Do you have any idea, Roberta, of the date associated with that photo?
ENIAC made its debut in 1946, so the photo must be from around that date. Maybe a year or two later.
dyslexia wrote: I got a lecture all the way home about over-spending.
Oh, yes, Dys. Many of us here are children of the folks who went though the Great Depression. Thrift was driven into us as a religious virtue.
I wasn't allowed to have Coke or Pepsi at home either, dys. What strange ideas these people had.
I too remember it as being 2 cents for each bottle you carried back to the store.
I remember working my way into being able to afford a fudgsicle, however you spell that, and the store owner, Mr. Sarkissian, mocking me, as my parents were rich. I was totally confused and, as was my way, totally shut down and stood back from my friends. Turns out there was another family with my last name who put $50.00, no small money then, or, to me, now, in the church basket each Sunday - and the parish listed contributors' names. Pah!!! I had no allowance until at least mid teens, and then it was a quarter. Bottles were golden..
realjohnboy wrote:Back on the post offering "homo milk" is another item: "Beep." What is/was beep?
a google search brought this response from another message board
Does anyone remember "Beep" orange drink? I used to dip my toast crusts into it.
perhaps it was like Tang,
djjd62...Thank you for the Beep thing. Did you know that Tang was cumbustible? I remember watching someone start a fire with Tang. At least I think I remember. It was, after all, the 1960's. I don't remember a lot about the 1960's.
Here is our old corner store, no longer, 50 years later, a corner store...
Someone did a nice job, osso, of preserving that corner store. and converting it to residential/commercial. As the street trees grow up, the small intrusion towards the street is going to be nice.
Speaking of Tang, orange in containers is a fairly recent development. If you wanted orange juice, you bought oranges and squeezed them.
I remember the building as white, and may have a photo of it so in, say, 1954. But maybe I'm confused. I think it's someone's studio, or such and such a foundation now. I saw it when we all met in Chicago and I spent my first day going around my old Evanston area.
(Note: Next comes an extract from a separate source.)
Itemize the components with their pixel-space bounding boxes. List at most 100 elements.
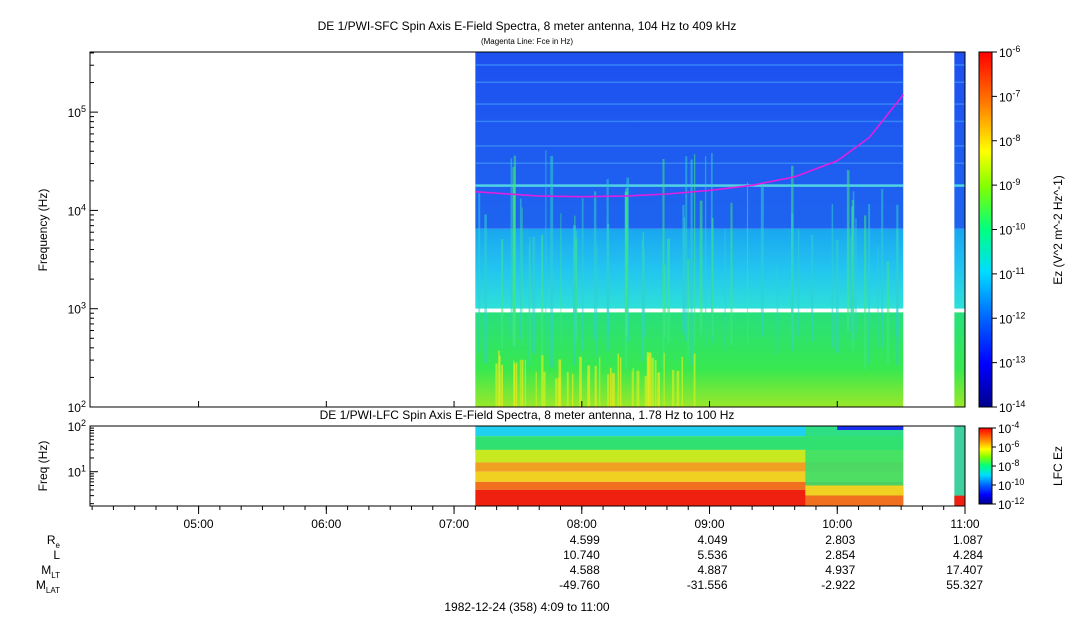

When I was six, my mother would send me to the corner store with fifty cents. I was to buy a loaf of Wonder Bread and a pack of Chesterfield Kings.
Joe(I got to keep the change)Nation
I friend got one of those recorders when I was at school: we thought it was cool just to knot the broken "tape" :wink:
(Roberta: we are still drying our washings on the rope :wink: )
Walter, Extra work for the person doing the laundry. But the fresh smell of things dried in the air is wonderful. Still remember it.
We've drying rooms in the cellar (for winter and bad weather) .... and a (half-closed) roof terrace/balcony. :wink:
Small engines.
These engines were kerosene powered And I think refered to as oil engines.
djjd62 wrote:realjohnboy wrote:Back on the post offering "homo milk" is another item: "Beep." What is/was beep?
a google search brought this response from another message board
Does anyone remember "Beep" orange drink? I used to dip my toast crusts into it.
perhaps it was like Tang,
My husband's first response was "wasn't it something like Tang?" So you may be on the right track dj. We both seem to recall that a bird (roadrunner?) figured on the label (which might explain the "beep").